Post by February Fortescue » Sun Dec 01, 2019 12:34 am

This is a tough one! I guess I don't see all failure as being the same. There are some activities I already know I'm probably not very good at. Some I'll believe I'll get better at with practice, and others I figure I'll never really master. If I decide to participate in each of them, regardless, I don't feel like a failure, because I had a good idea of what the outcome would be.

I work very hard to limit sugar (me, definitely not my HOL character :D ) and I do at times feel like I've failed on the occasions when I go overboard, especially during the holidays. I'm not too hard on myself, though, because I succeed most of the time, and sometimes I think deserve an occasional exception.
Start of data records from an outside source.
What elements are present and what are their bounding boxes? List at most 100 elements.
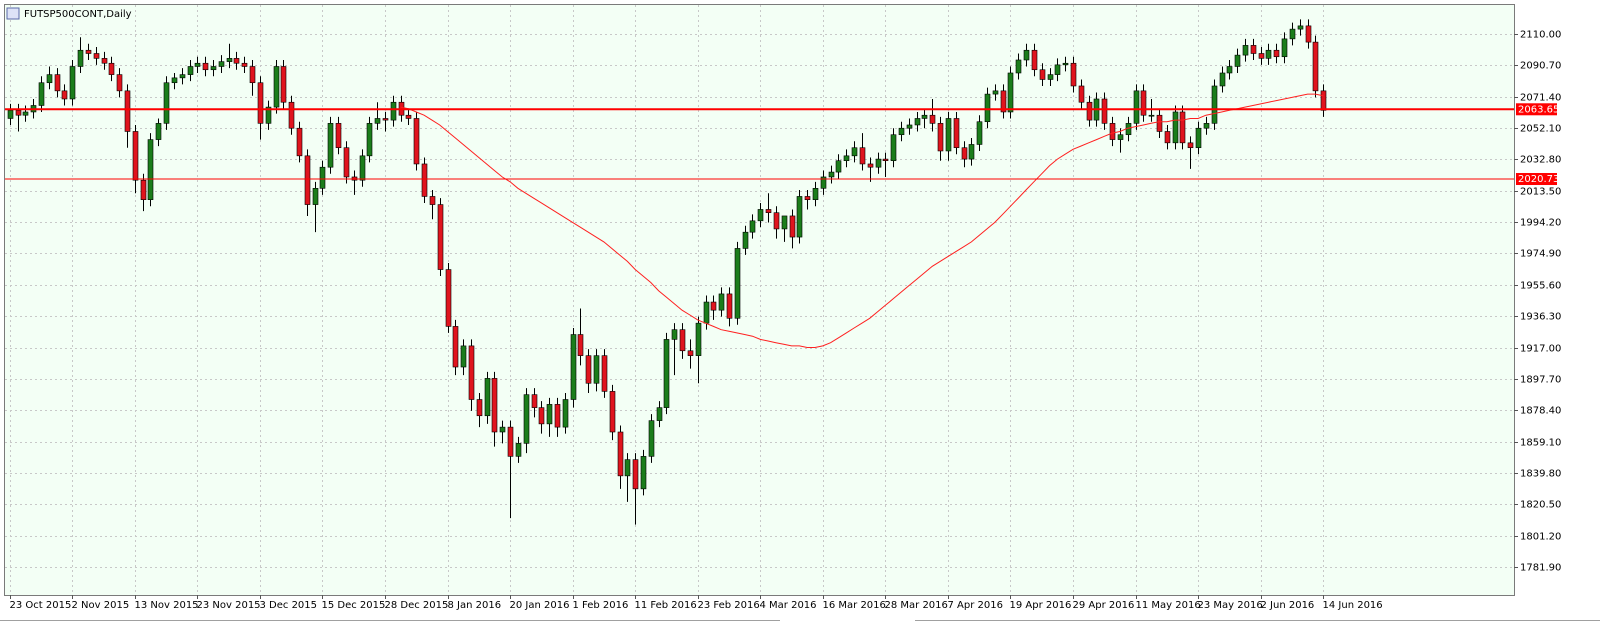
candle-body <box>179 74 186 79</box>
price-label: 2063.65 <box>1518 104 1559 115</box>
candle-body <box>85 49 92 54</box>
candle-body <box>187 66 194 75</box>
candle-body <box>1258 53 1265 59</box>
candle-body <box>257 82 264 124</box>
candle-body <box>976 121 983 145</box>
chart-title: FUTSP500CONT,Daily <box>24 9 132 20</box>
candle-body <box>828 171 835 178</box>
candle-body <box>1265 49 1272 59</box>
x-tick-label: 15 Dec 2015 <box>322 600 386 611</box>
candle-body <box>460 345 467 368</box>
candle-body <box>468 345 475 400</box>
chart-icon <box>6 7 20 20</box>
y-tick-label: 2052.10 <box>1520 124 1561 135</box>
candle-body <box>835 160 842 173</box>
candle-body <box>1062 62 1069 66</box>
candle-body <box>140 179 147 200</box>
candle-body <box>22 111 29 116</box>
candle-body <box>734 248 741 319</box>
candle-body <box>366 123 373 157</box>
marks <box>5 19 1514 525</box>
candle-body <box>1281 38 1288 58</box>
candle-body <box>624 459 631 477</box>
moving-average <box>400 93 1324 348</box>
candle-body <box>374 118 381 124</box>
candle-body <box>61 90 68 100</box>
candle-body <box>273 66 280 108</box>
y-tick-label: 1917.00 <box>1520 344 1561 355</box>
y-tick-label: 1801.20 <box>1520 532 1561 543</box>
candle-body <box>413 118 420 165</box>
candle-body <box>124 90 131 132</box>
candle-body <box>898 127 905 136</box>
candle-body <box>233 58 240 64</box>
candle-body <box>1226 66 1233 74</box>
x-tick-label: 8 Jan 2016 <box>448 600 502 611</box>
candle-body <box>147 139 154 200</box>
price-label-box <box>1516 103 1557 116</box>
candle-body <box>405 114 412 119</box>
x-tick-label: 2 Nov 2015 <box>72 600 130 611</box>
candle-body <box>1109 123 1116 140</box>
candle-body <box>953 118 960 149</box>
x-tick-label: 7 Apr 2016 <box>948 600 1003 611</box>
candle-body <box>859 147 866 165</box>
candle-body <box>867 163 874 168</box>
candle-body <box>1133 90 1140 124</box>
candle-body <box>155 123 162 140</box>
candle-body <box>640 456 647 490</box>
candle-body <box>1054 64 1061 75</box>
candle-body <box>914 118 921 126</box>
candle-body <box>1039 69 1046 80</box>
y-tick-label: 1839.80 <box>1520 469 1561 480</box>
candle-body <box>327 123 334 168</box>
candle-body <box>484 378 491 417</box>
y-tick-label: 1936.30 <box>1520 312 1561 323</box>
candle-body <box>38 82 45 106</box>
candle-body <box>546 404 553 425</box>
candle-body <box>1156 114 1163 132</box>
candle-body <box>749 220 756 233</box>
candle-body <box>663 339 670 408</box>
candle-body <box>241 62 248 67</box>
candle-body <box>851 147 858 157</box>
x-tick-label: 13 Nov 2015 <box>135 600 199 611</box>
candle-body <box>1250 45 1257 54</box>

For me, it's most challenging when I'm really proud of something I've spent a lot of time on, but others seem to judge it quite harshly. It's also tough when I've worked really hard towards something and really wanted it, and not succeeded in obtaining it. When this happens, I ask myself why I chose to do what I did in the first place. Did I do anything I wish I had not done? Is there anything I regret doing? The answer is almost always "no." Even if no one else appreciates my project, I enjoyed doing it, and I did my best. I considered the goal worth pursuing, and if I didn't enjoy the activities and think them worth doing I wouldn't have done them in the first place. In other words, what is the point of getting first place in a foot race if you don't enjoy running? If I failed at something that didn't really matter to me, it wouldn't bother me so much.

Sometimes we do have to set difficult goals for things we don't actually enjoy, and I think that requires a really strong motivator. In this case, we have to focus on the reason we have to reach the goal, I think.

So, basically, I remind myself why I chose the activity in the first place.